How much of an impact does our first relationship have on defining our identity and who we become? Years after my first sexual relationship with a man I still feel the impact it has on my current state of being. I was in my twenties when I first fell in love. Some guy had picked me up and had invited me to his house. It was the cold of winter and he lived on the other side of town, so it kind of just started as giving him a ride to his house. One we got there he invited me in for a drink. His house was a mess and freezing cold. He was a student from the University and studying computer science before any of us really know that computer science was even a curriculum. My body trembled terribly to the point I could not control it and began to shake. I could not tell if it was from being so cold or where I suspected this might lead.
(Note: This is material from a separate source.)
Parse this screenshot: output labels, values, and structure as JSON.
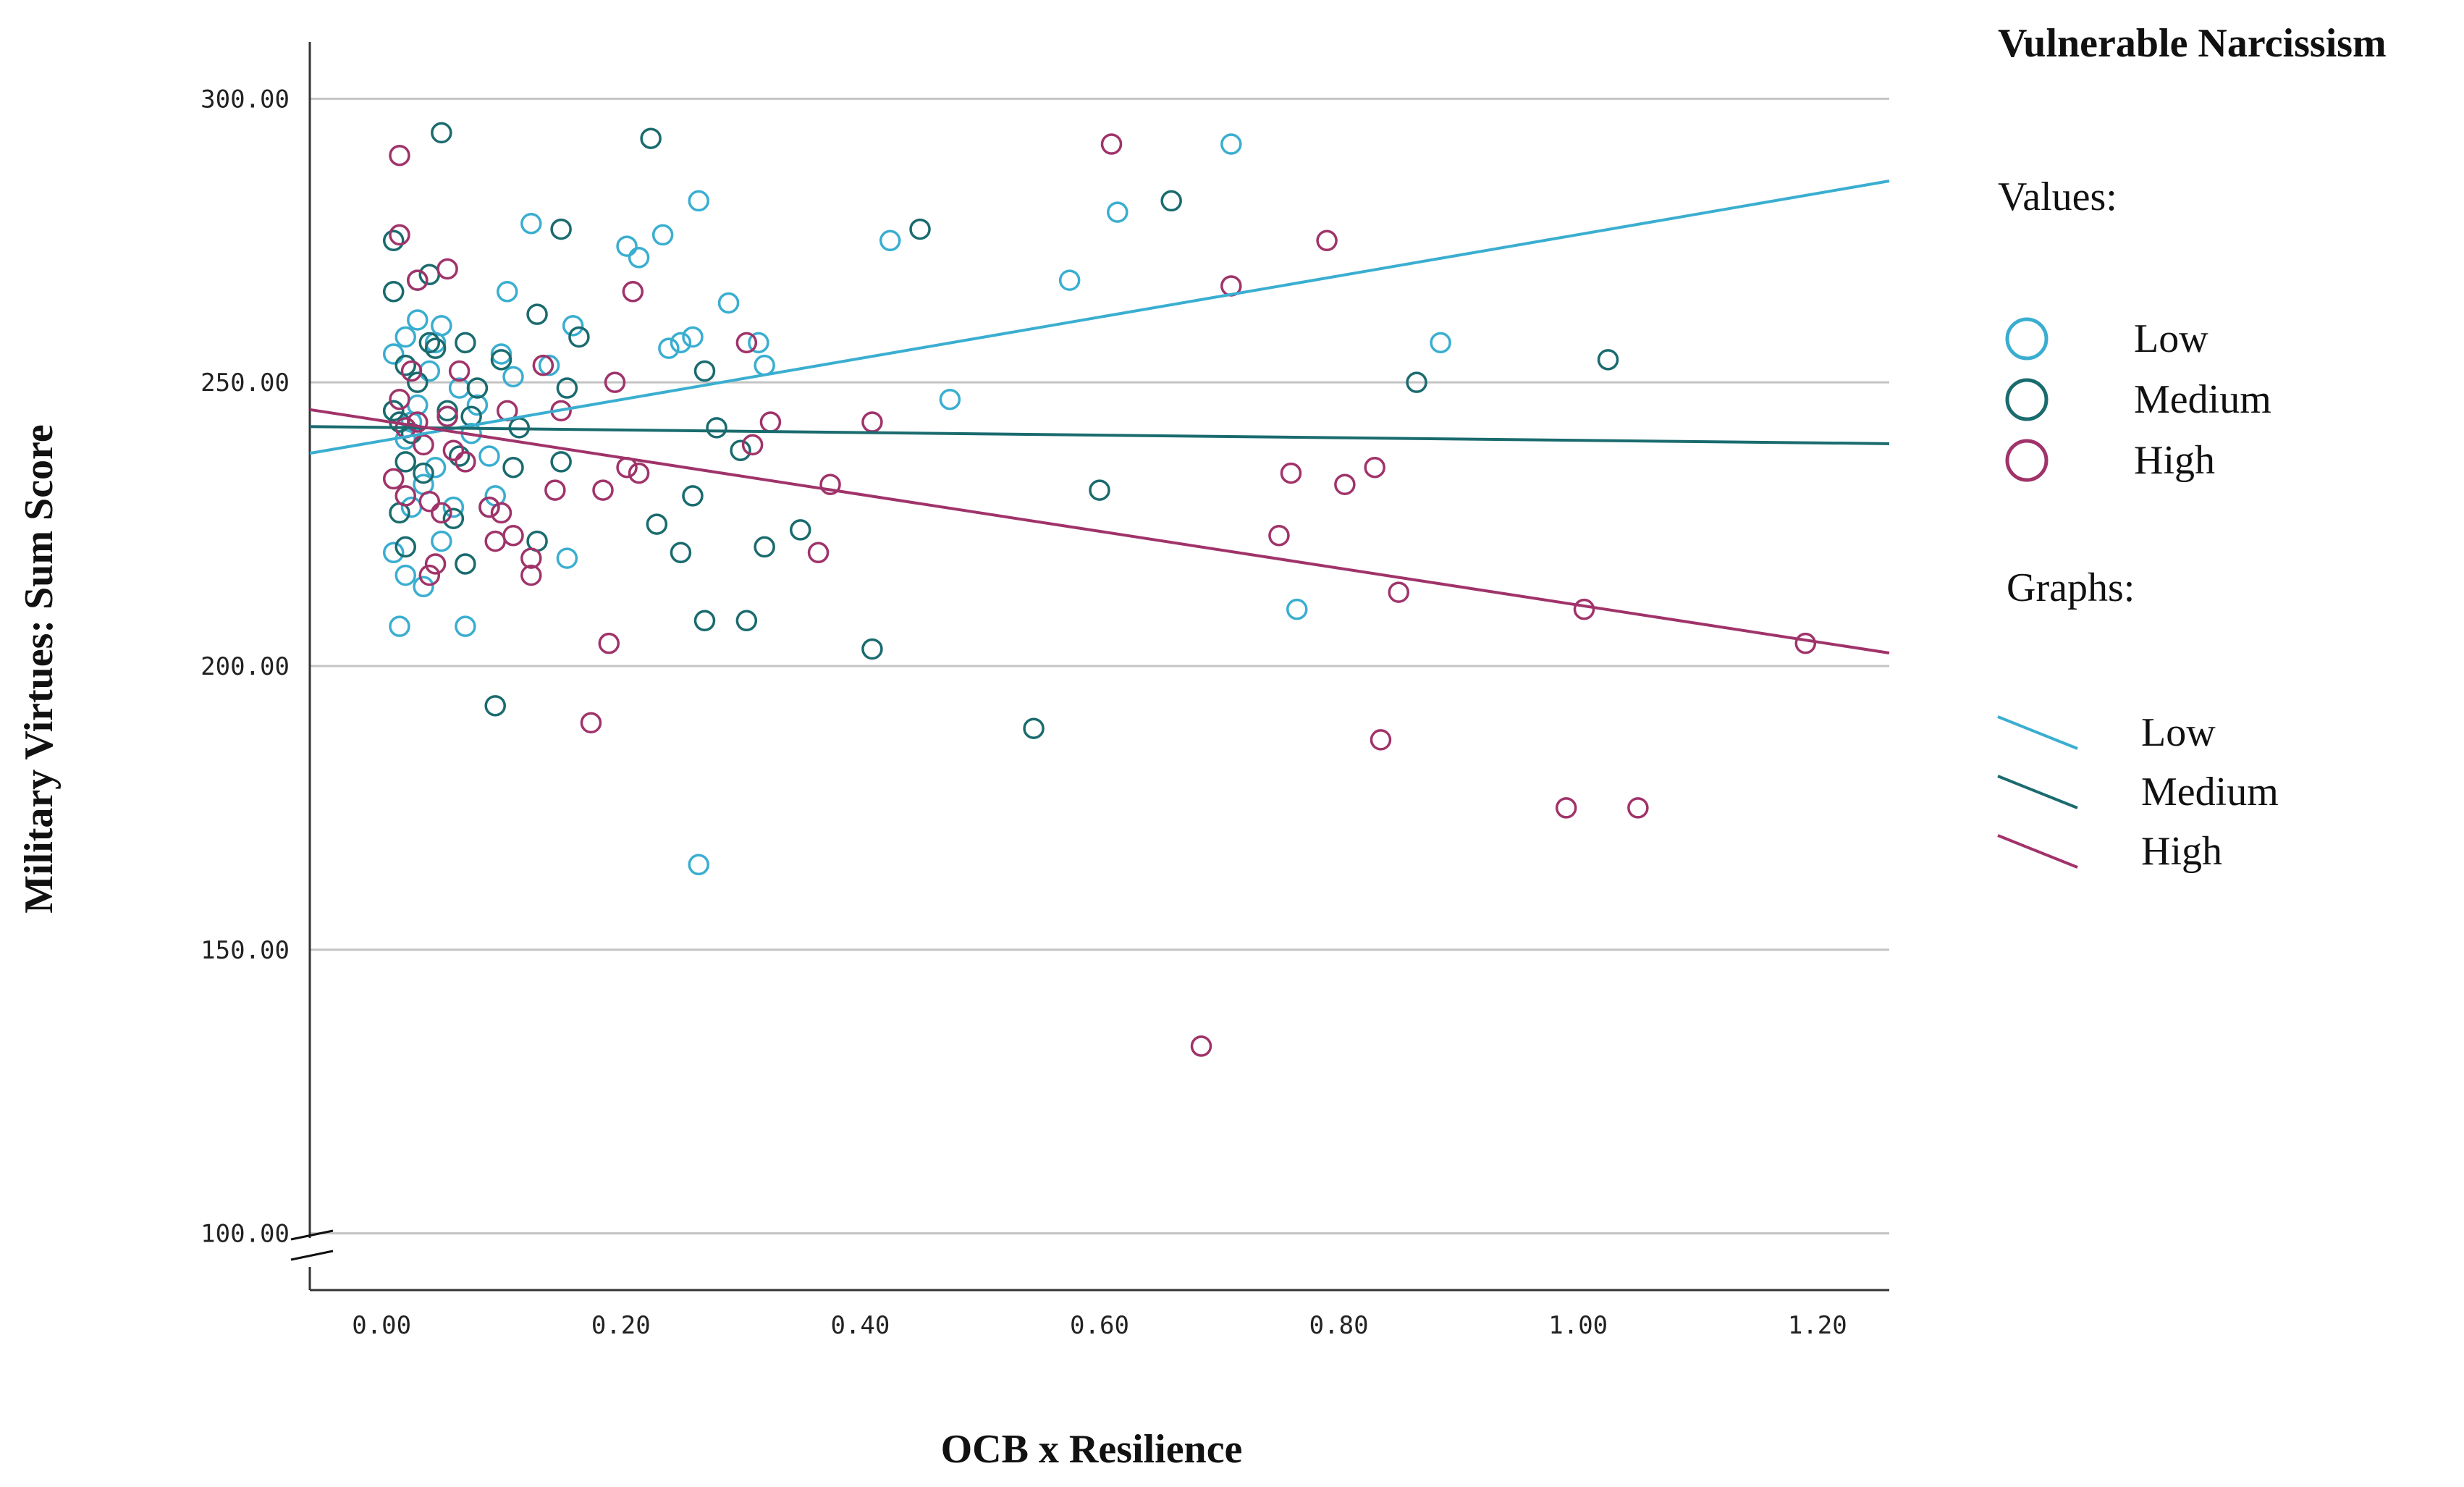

I remember he gave me a beer and he went in to use the bathroom. I guzzled the beer and almost bolted for the door. I was torn between not being able to follow through and a desire to finally make this happen. When he emerged from the bathroom, I began to make excuses, saying I had to go. But he grabbed a hold of me and brought me tightly into his arms and kissed me. Instantly the tremors in my body melted and the rest become natural.
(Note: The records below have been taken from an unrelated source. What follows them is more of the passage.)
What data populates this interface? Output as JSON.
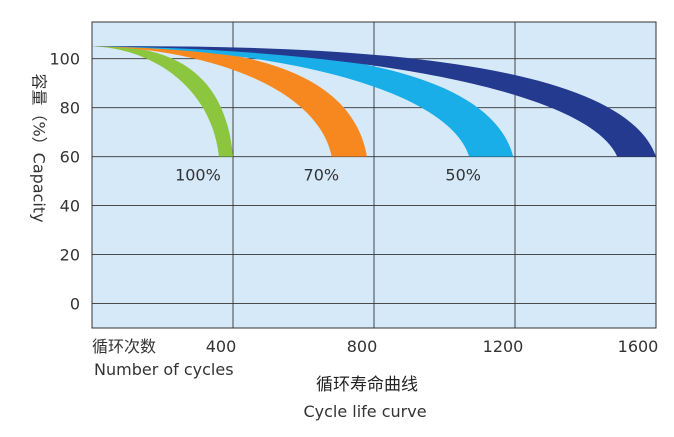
{
  "chart_data": {
    "type": "area",
    "title": "循环寿命曲线",
    "subtitle": "Cycle life curve",
    "xlabel_cn": "循环次数",
    "xlabel": "Number of cycles",
    "ylabel": "容量（%）Capacity",
    "xlim": [
      0,
      1600
    ],
    "ylim": [
      -10,
      115
    ],
    "x_ticks": [
      "400",
      "800",
      "1200",
      "1600"
    ],
    "y_ticks": [
      "0",
      "20",
      "40",
      "60",
      "80",
      "100"
    ],
    "grid": true,
    "background_color": "#d6e9f9",
    "series": [
      {
        "name": "100%",
        "color": "#8cc63f",
        "start": [
          0,
          105
        ],
        "end_inner": [
          360,
          60
        ],
        "end_outer": [
          400,
          60
        ]
      },
      {
        "name": "70%",
        "color": "#f7881f",
        "start": [
          0,
          105
        ],
        "end_inner": [
          680,
          60
        ],
        "end_outer": [
          780,
          60
        ]
      },
      {
        "name": "50%",
        "color": "#1aaee9",
        "start": [
          0,
          105
        ],
        "end_inner": [
          1070,
          60
        ],
        "end_outer": [
          1195,
          60
        ]
      },
      {
        "name": "",
        "color": "#233a8e",
        "start": [
          0,
          105
        ],
        "end_inner": [
          1490,
          60
        ],
        "end_outer": [
          1600,
          60
        ]
      }
    ]
  }
}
I think I actually did fall in love in the moment. We spent a year together. When spring came he needed to return to his hometown in Illinois; I quit a very good job to follow him. We spent the summer at his parent’s house in the Midwest and in the fall decided to head to Texas to find work. We finally settled in Dallas where I worked construction on high rise buildings to get us set up in an apartment and up on our feet while he looked for work in the computer business. All the time we were together he never did really find a job or work. I believe in this idealism of finding that one true love and being fully committed to our relationship. I began to slowly find out he did not. He was obsessed with sex; I guess as we all at that age, and while I was always out working was picking up tricks. The more obvious it became, the more emotional pain I seemed to have to endure. It festered the self-doubt and loathing I had already felt for myself. Was I not good enough? Was I not satisfying. All I remember from that time was so much anger and rage and anxiety. Finally he completely abandoned me all together in a strange city with few friends. I have never felt so alone. Eventually I abandoned everything I had there, jumped on a bus taking only what I could carry in my suitcase and headed back to Montana. I knew I had changed and not for the better. I was now cynical and bitter, the innocence shattered. Why had I been lead to believe in a dream that was false from the beginning? Where did these ideals actually come from? Was this the way of being a gay man? I was disillusioned.
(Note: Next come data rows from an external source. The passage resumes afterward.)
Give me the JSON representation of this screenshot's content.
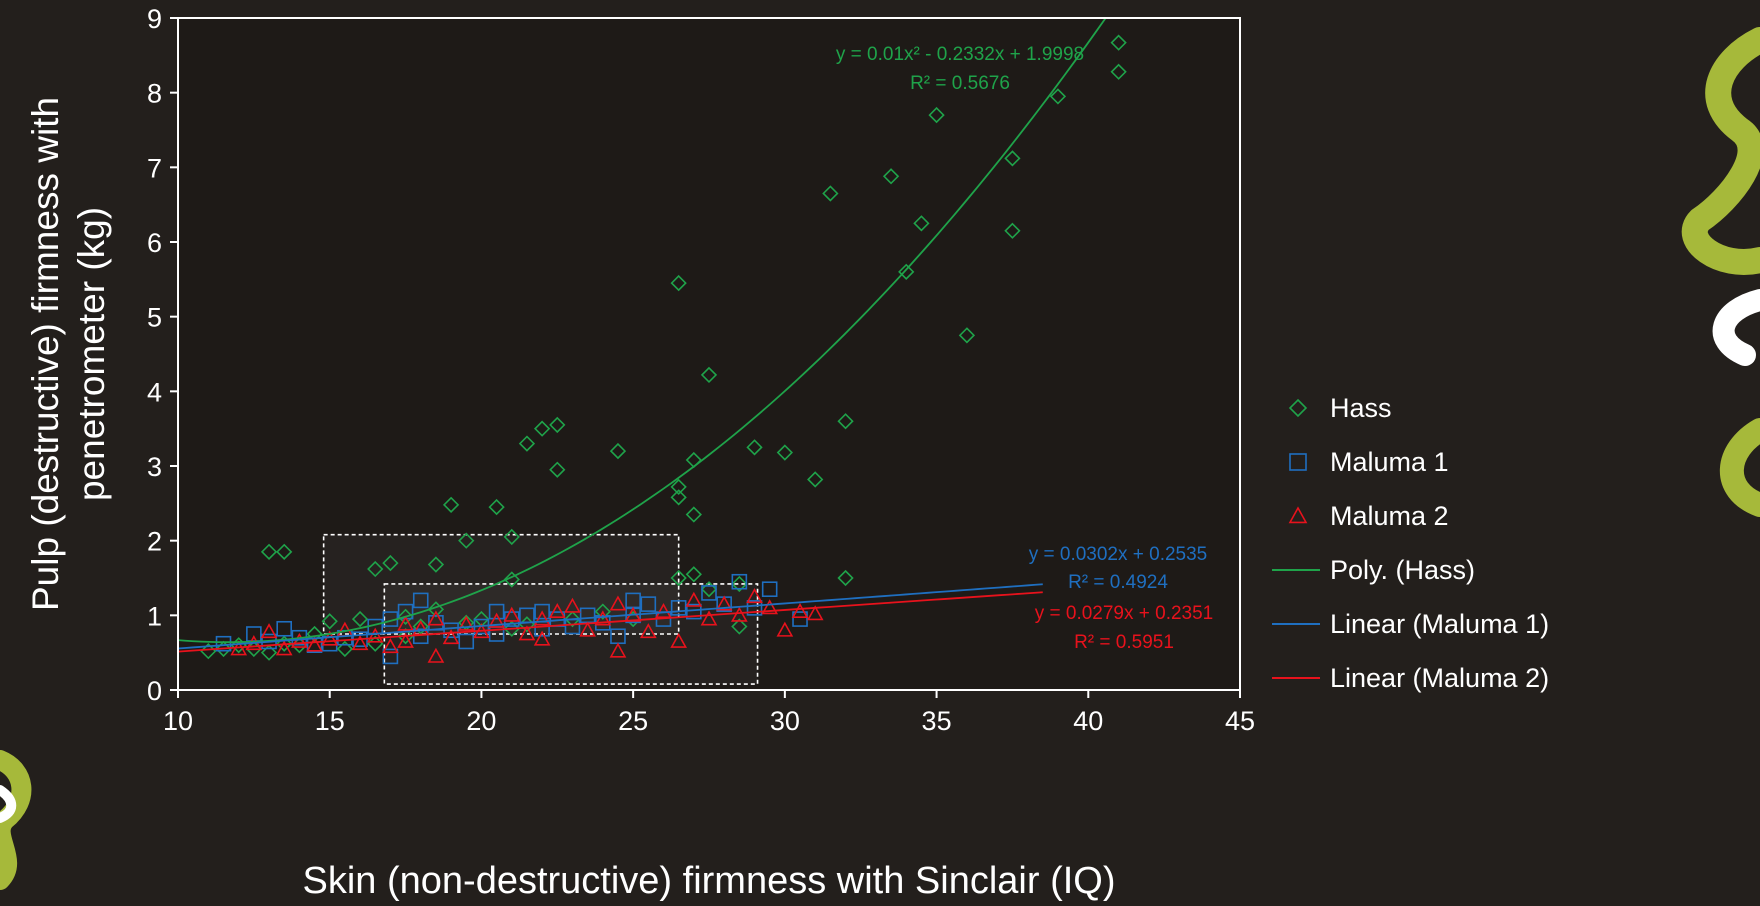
{
  "chart_data": {
    "type": "scatter",
    "xlabel": "Skin (non-destructive) firmness with Sinclair (IQ)",
    "ylabel_lines": [
      "Pulp (destructive) firmness with",
      "penetrometer (kg)"
    ],
    "xlim": [
      10,
      45
    ],
    "ylim": [
      0,
      9
    ],
    "x_ticks": [
      10,
      15,
      20,
      25,
      30,
      35,
      40,
      45
    ],
    "y_ticks": [
      0,
      1,
      2,
      3,
      4,
      5,
      6,
      7,
      8,
      9
    ],
    "grid": false,
    "legend_position": "right",
    "colors": {
      "background": "#231f1c",
      "axis": "#ffffff",
      "text": "#ffffff",
      "hass": "#1fa34a",
      "maluma1": "#1f6fc0",
      "maluma2": "#e8121c",
      "box": "#ffffff",
      "decor": "#a6b93a"
    },
    "legend": [
      {
        "label": "Hass",
        "kind": "marker",
        "shape": "diamond",
        "color": "#1fa34a"
      },
      {
        "label": "Maluma 1",
        "kind": "marker",
        "shape": "square",
        "color": "#1f6fc0"
      },
      {
        "label": "Maluma 2",
        "kind": "marker",
        "shape": "triangle",
        "color": "#e8121c"
      },
      {
        "label": "Poly. (Hass)",
        "kind": "line",
        "color": "#1fa34a"
      },
      {
        "label": "Linear (Maluma 1)",
        "kind": "line",
        "color": "#1f6fc0"
      },
      {
        "label": "Linear (Maluma 2)",
        "kind": "line",
        "color": "#e8121c"
      }
    ],
    "series": [
      {
        "name": "Hass",
        "shape": "diamond",
        "color": "#1fa34a",
        "points": [
          [
            11,
            0.52
          ],
          [
            11.5,
            0.55
          ],
          [
            12,
            0.6
          ],
          [
            12.5,
            0.55
          ],
          [
            13,
            0.5
          ],
          [
            13,
            1.85
          ],
          [
            13.5,
            1.85
          ],
          [
            13.5,
            0.62
          ],
          [
            14,
            0.6
          ],
          [
            14.5,
            0.75
          ],
          [
            15,
            0.92
          ],
          [
            15.5,
            0.55
          ],
          [
            16,
            0.95
          ],
          [
            16.5,
            1.62
          ],
          [
            16.5,
            0.62
          ],
          [
            17,
            1.7
          ],
          [
            17.5,
            0.72
          ],
          [
            17.5,
            0.98
          ],
          [
            18,
            0.85
          ],
          [
            18.5,
            1.68
          ],
          [
            18.5,
            1.08
          ],
          [
            19,
            2.48
          ],
          [
            19.5,
            2.0
          ],
          [
            19.5,
            0.9
          ],
          [
            20,
            0.95
          ],
          [
            20.5,
            2.45
          ],
          [
            21,
            2.05
          ],
          [
            21,
            1.48
          ],
          [
            21,
            0.82
          ],
          [
            21.5,
            3.3
          ],
          [
            21.5,
            0.88
          ],
          [
            22,
            3.5
          ],
          [
            22.5,
            3.55
          ],
          [
            22.5,
            2.95
          ],
          [
            23,
            0.95
          ],
          [
            24,
            1.05
          ],
          [
            24.5,
            3.2
          ],
          [
            25,
            0.95
          ],
          [
            26.5,
            5.45
          ],
          [
            26.5,
            2.72
          ],
          [
            26.5,
            2.58
          ],
          [
            26.5,
            1.5
          ],
          [
            27,
            3.08
          ],
          [
            27,
            2.35
          ],
          [
            27,
            1.55
          ],
          [
            27.5,
            4.22
          ],
          [
            27.5,
            1.35
          ],
          [
            28.5,
            1.42
          ],
          [
            28.5,
            0.85
          ],
          [
            29,
            3.25
          ],
          [
            30,
            3.18
          ],
          [
            31,
            2.82
          ],
          [
            31.5,
            6.65
          ],
          [
            32,
            3.6
          ],
          [
            32,
            1.5
          ],
          [
            33.5,
            6.88
          ],
          [
            34,
            5.6
          ],
          [
            34.5,
            6.25
          ],
          [
            35,
            7.7
          ],
          [
            36,
            4.75
          ],
          [
            37.5,
            7.12
          ],
          [
            37.5,
            6.15
          ],
          [
            39,
            7.95
          ],
          [
            41,
            8.67
          ],
          [
            41,
            8.28
          ]
        ]
      },
      {
        "name": "Maluma 1",
        "shape": "square",
        "color": "#1f6fc0",
        "points": [
          [
            11.5,
            0.62
          ],
          [
            12.5,
            0.75
          ],
          [
            13,
            0.65
          ],
          [
            13.5,
            0.82
          ],
          [
            14,
            0.7
          ],
          [
            14.5,
            0.6
          ],
          [
            15,
            0.62
          ],
          [
            15.5,
            0.7
          ],
          [
            16,
            0.68
          ],
          [
            16.5,
            0.85
          ],
          [
            17,
            0.45
          ],
          [
            17,
            0.95
          ],
          [
            17.5,
            1.05
          ],
          [
            18,
            0.72
          ],
          [
            18,
            1.2
          ],
          [
            18.5,
            0.9
          ],
          [
            19,
            0.8
          ],
          [
            19.5,
            0.65
          ],
          [
            20,
            0.85
          ],
          [
            20.5,
            1.05
          ],
          [
            20.5,
            0.75
          ],
          [
            21,
            0.95
          ],
          [
            21.5,
            1.0
          ],
          [
            22,
            0.82
          ],
          [
            22,
            1.05
          ],
          [
            22.5,
            0.95
          ],
          [
            23,
            0.85
          ],
          [
            23.5,
            1.0
          ],
          [
            24,
            0.9
          ],
          [
            24.5,
            0.72
          ],
          [
            25,
            1.2
          ],
          [
            25,
            1.0
          ],
          [
            25.5,
            1.15
          ],
          [
            26,
            0.95
          ],
          [
            26.5,
            1.1
          ],
          [
            27,
            1.05
          ],
          [
            27.5,
            1.3
          ],
          [
            28,
            1.15
          ],
          [
            28.5,
            1.45
          ],
          [
            29,
            1.1
          ],
          [
            29.5,
            1.35
          ],
          [
            30.5,
            0.95
          ]
        ]
      },
      {
        "name": "Maluma 2",
        "shape": "triangle",
        "color": "#e8121c",
        "points": [
          [
            12,
            0.55
          ],
          [
            12.5,
            0.62
          ],
          [
            13,
            0.78
          ],
          [
            13.5,
            0.55
          ],
          [
            14,
            0.65
          ],
          [
            14.5,
            0.6
          ],
          [
            15,
            0.68
          ],
          [
            15.5,
            0.8
          ],
          [
            16,
            0.62
          ],
          [
            16.5,
            0.72
          ],
          [
            17,
            0.58
          ],
          [
            17.5,
            0.65
          ],
          [
            17.5,
            0.88
          ],
          [
            18,
            0.82
          ],
          [
            18.5,
            0.45
          ],
          [
            18.5,
            0.95
          ],
          [
            19,
            0.7
          ],
          [
            19.5,
            0.88
          ],
          [
            20,
            0.78
          ],
          [
            20.5,
            0.92
          ],
          [
            21,
            1.0
          ],
          [
            21.5,
            0.75
          ],
          [
            22,
            0.68
          ],
          [
            22,
            0.95
          ],
          [
            22.5,
            1.05
          ],
          [
            23,
            1.12
          ],
          [
            23.5,
            0.8
          ],
          [
            24,
            0.95
          ],
          [
            24.5,
            0.52
          ],
          [
            24.5,
            1.15
          ],
          [
            25,
            1.0
          ],
          [
            25.5,
            0.78
          ],
          [
            26,
            1.05
          ],
          [
            26.5,
            0.65
          ],
          [
            27,
            1.2
          ],
          [
            27.5,
            0.95
          ],
          [
            28,
            1.15
          ],
          [
            28.5,
            1.0
          ],
          [
            29,
            1.25
          ],
          [
            29.5,
            1.1
          ],
          [
            30,
            0.8
          ],
          [
            30.5,
            1.05
          ],
          [
            31,
            1.02
          ]
        ]
      }
    ],
    "trendlines": [
      {
        "name": "Poly. (Hass)",
        "type": "poly2",
        "coef": [
          0.01,
          -0.2332,
          1.9998
        ],
        "x_range": [
          10,
          41
        ],
        "color": "#1fa34a",
        "equation": "y = 0.01x² - 0.2332x + 1.9998",
        "r2": "R² = 0.5676"
      },
      {
        "name": "Linear (Maluma 1)",
        "type": "linear",
        "coef": [
          0.0302,
          0.2535
        ],
        "x_range": [
          10,
          38.5
        ],
        "color": "#1f6fc0",
        "equation": "y = 0.0302x + 0.2535",
        "r2": "R² = 0.4924"
      },
      {
        "name": "Linear (Maluma 2)",
        "type": "linear",
        "coef": [
          0.0279,
          0.2351
        ],
        "x_range": [
          10,
          38.5
        ],
        "color": "#e8121c",
        "equation": "y = 0.0279x + 0.2351",
        "r2": "R² = 0.5951"
      }
    ],
    "highlight_boxes": [
      {
        "x0": 14.8,
        "x1": 26.5,
        "y0": 0.75,
        "y1": 2.08
      },
      {
        "x0": 16.8,
        "x1": 29.1,
        "y0": 0.08,
        "y1": 1.42
      }
    ]
  }
}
It took me years to get over this relationship so I could date others. In fact I am still not sure I trust others to this day. I know I don’t put myself out there, fully committed, even in relationships that have stood the test of time, but I still remember that extraordinary moment when my body trembled in the darkness in a cold dirty house when I still believed in romance and a connection to someone could mean forever. I now see this at the core of a lot of my images. The dark, the cold, lost in a shadow, looking for a bit of kindness in a frail light. Somewhere deep in my heart the romance still remains, because it still emerges within the context of my frame. I can feel it and I can see it, perhaps it is only a dream an illusion I create only for myself.

“I traveled around a great deal. The cities swept about me like dead leaves, leaves that were brightly colored but torn away from the branches.” By Tennessee Williams. Tom’s final speech from The Glass Menagerie.